First, read this scenario.
Second, questions. Is the timeframe and the tactics realistic? I have a few doubts about the robot rats, mostly due to the problems of the power systems and the fact that explosives are not as powerful as the scenario presupposes.
Also: if the laws that this paper predicts come to pass, I will engage in nonviolent disobedience by taking a baseball bat to your fuzzy dogbot.
How exactly do the North Koreans special ops forces infiltrate South Korean society for long enough to place these special robot rats at good overwatch positions near highway junctions? And what kind of transmission technology do they use to broadcast the information from their positions without revealing their positions, and without needing a giant battery? If they use the South Korean civilian cell phone network they are toast.
And yes, the lethal explosives. I am not a demolition expert, but I assume that current high explosives are probably more dense than ordinary building bricks. Just how does one design a special robot rat that can carry a solid brick? Nature's rats can squeeze themselves through tight spaces, but they are not optimized to carry high explosives.
Suggest most effective use of the rat vector would be to return to traditional biological agents, like plague. High level officials are just as dead if they are bitten by an infected rat as blown to pieces by a tiny explosive-hauling robot.
Posted by: Jonathan | February 26, 2014 at 10:28 AM
First answer. No.
Ignores counterbattery fire.
Ignores radio limitations within a structure for UGVs (nontrivial!).
Ignores ISR, big time.
Likewise, airpower seems to be completely ignored as well. ...unless the Chinese are going to give air cover which case this is a whole different war!
This reads like a bad combo of a spy thriller and a real-time strategy game someone played.

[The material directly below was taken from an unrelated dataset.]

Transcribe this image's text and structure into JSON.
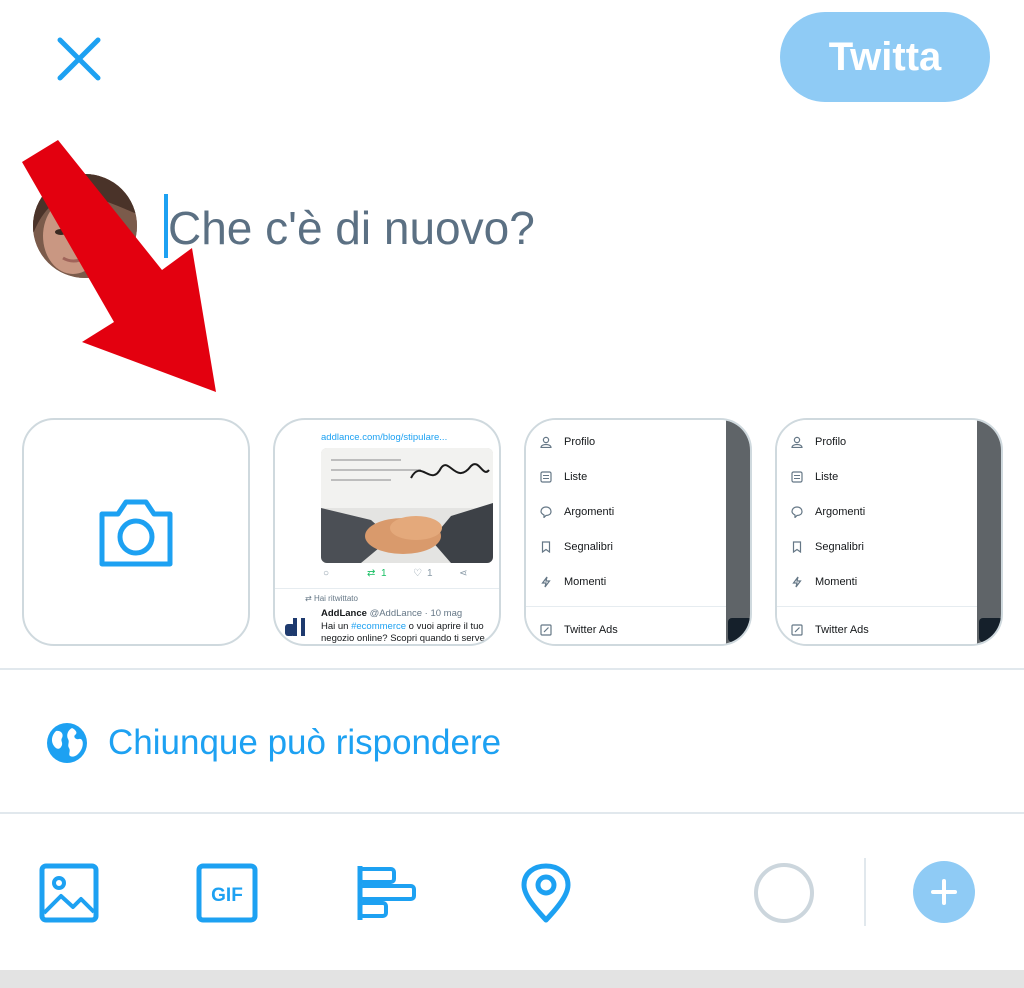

The sense I get - including with the robomosquitos - is the fear of unstoppable assassination, right?
Posted by: Will Baird | February 26, 2014 at 12:50 PM
Will: I suspect yes, it's exactly that.
There is something creepy about the robot swarm idea, which also attracts attention. It is coming to future war, of course, but not that soon and not to the obsolescence of all previous tactical and operation art.